Wednesday, December 07, 2005

Let's go bowling




With the onset of December the college football season draws to conclusion with only the "bowl games" remaining. For my non-USA friends the "bowl games" are -- post season, extra games played for money given to each participating team (to their conference actually except for Notre Dame which is an "independent" so they get to keep $18.3 million payout!!) , trips for fans to warm weather stadiums, and an attempt by the Bowl Championship Series to anoit a "national champion" of college football although this year looks more legitimate than past year's despite the lack of a true playoff system.

So you are probably wondering where my beloved Iowa State University (ISU) Cyclones, http://www.cyclones.com , ended up for bowl assignments right? ISU, with a regular season record of 7 and 4 is set to play Texas Christian University (TCU) Horned Frogs with a record of 10 and 1 in the "ev1.net Houston Bowl" on December 31st in Houston, Texas being televised on the "Deuce"/ESPN 2 at 2:30 pm Eastern. TCU is favored by 3 1/2 points.

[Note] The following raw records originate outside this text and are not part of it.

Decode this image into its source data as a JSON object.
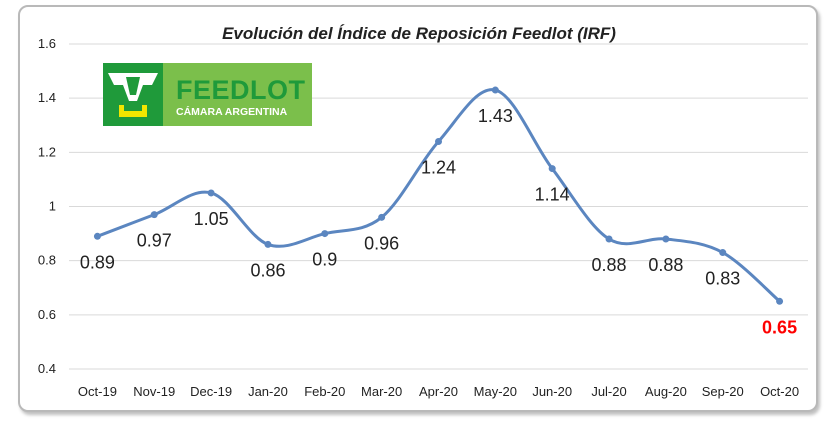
{
  "chart_data": {
    "type": "line",
    "title": "Evolución del Índice de Reposición Feedlot (IRF)",
    "categories": [
      "Oct-19",
      "Nov-19",
      "Dec-19",
      "Jan-20",
      "Feb-20",
      "Mar-20",
      "Apr-20",
      "May-20",
      "Jun-20",
      "Jul-20",
      "Aug-20",
      "Sep-20",
      "Oct-20"
    ],
    "series": [
      {
        "values": [
          0.89,
          0.97,
          1.05,
          0.86,
          0.9,
          0.96,
          1.24,
          1.43,
          1.14,
          0.88,
          0.88,
          0.83,
          0.65
        ]
      }
    ],
    "data_labels": [
      "0.89",
      "0.97",
      "1.05",
      "0.86",
      "0.9",
      "0.96",
      "1.24",
      "1.43",
      "1.14",
      "0.88",
      "0.88",
      "0.83",
      "0.65"
    ],
    "highlighted_label_index": 12,
    "ylim": [
      0.4,
      1.6
    ],
    "yticks": [
      "0.4",
      "0.6",
      "0.8",
      "1",
      "1.2",
      "1.4",
      "1.6"
    ],
    "grid": "horizontal",
    "line_color": "#5b86c0",
    "highlight_color": "#ff0000"
  },
  "logo": {
    "main_text": "FEEDLOT",
    "sub_text": "CÁMARA ARGENTINA",
    "colors": {
      "light_green": "#7bbf4b",
      "dark_green": "#1f9a3a",
      "yellow": "#f2e600"
    }
  }
}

I was a bit surprised by the spread but then noticed that the "Sagarin College Football Ratings" (see my earlier posting -- #334 -- for background) have these teams ranked at:

Number 1 -- Texas
Number 2 -- University of Southern California
Number 21 -- TCU
Number 32 -- ISU
Number 239 -- Butler University , no bowl game for them this season!! http://butlersports.collegesports.com/

Along with the bowl schedule published in today's USA Today there was an adjoining article entitled "41% of bowl teams miss academic benchmark" which caught my attention because I made some notes to post on this subject at the beginning of the football season but never fully developed the theme.

Basically I wanted to pose the question -- "Since the team rosters at college sporting events list all players' height and weight statistics why not also disclose the players' (just the players are full athletic scholarships since the school is paying for their education not the walk ons since they deserve to have them privacy protected) Grade Point Averages (GPA) so that a roster entry might look like this:

Darron M. Bareus
Defensive End
Height 6' 2"
Weight 215 pounds
GPA 3.3/4.0

I really struggled with advocating this since I hold personal privacy as a fundamental right in the USA but then again the players are unofficial employees of the athletic department/the university once they go on athletic scholarship so they lose some personal privacy when they sign their letter of intent.

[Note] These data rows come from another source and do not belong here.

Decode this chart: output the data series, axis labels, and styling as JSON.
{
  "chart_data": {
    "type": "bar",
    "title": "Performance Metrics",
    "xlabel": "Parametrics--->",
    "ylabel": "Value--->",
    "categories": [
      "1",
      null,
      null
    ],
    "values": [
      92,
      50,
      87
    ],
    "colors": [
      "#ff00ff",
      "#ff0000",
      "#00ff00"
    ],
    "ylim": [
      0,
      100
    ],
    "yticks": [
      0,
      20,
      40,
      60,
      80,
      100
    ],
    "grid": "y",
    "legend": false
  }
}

The benefits I see from such disclosure include:

-Reinforces the "student-athlete" model we have at our universities

-Transparency for consumers ("sports fans") so we can choose to boycott games if our sports teams laugh at the importance of academics. Okay, I am old school - I like to believe the "student athlete" model works and do not want the value of my university degree downgraded just to help athletes graduate

-Reinforce the positive role model college athletes project to younger athletes

Such an idea would probably be rejected by players, coaches, big donors, etc. but it is worth consideration and could also be a model for pro sports in terms of steroids use.

Why not disclose steroid use in the box scores, home run leaders tally, and game programs which players use steroids??

But back to the lighter message of this posting -- get your coach and TV in good working order for this bowl season. The Texas-USC "national championship" game set for the Rose Bowl on January 4, 2006 should be a classic clash of titans.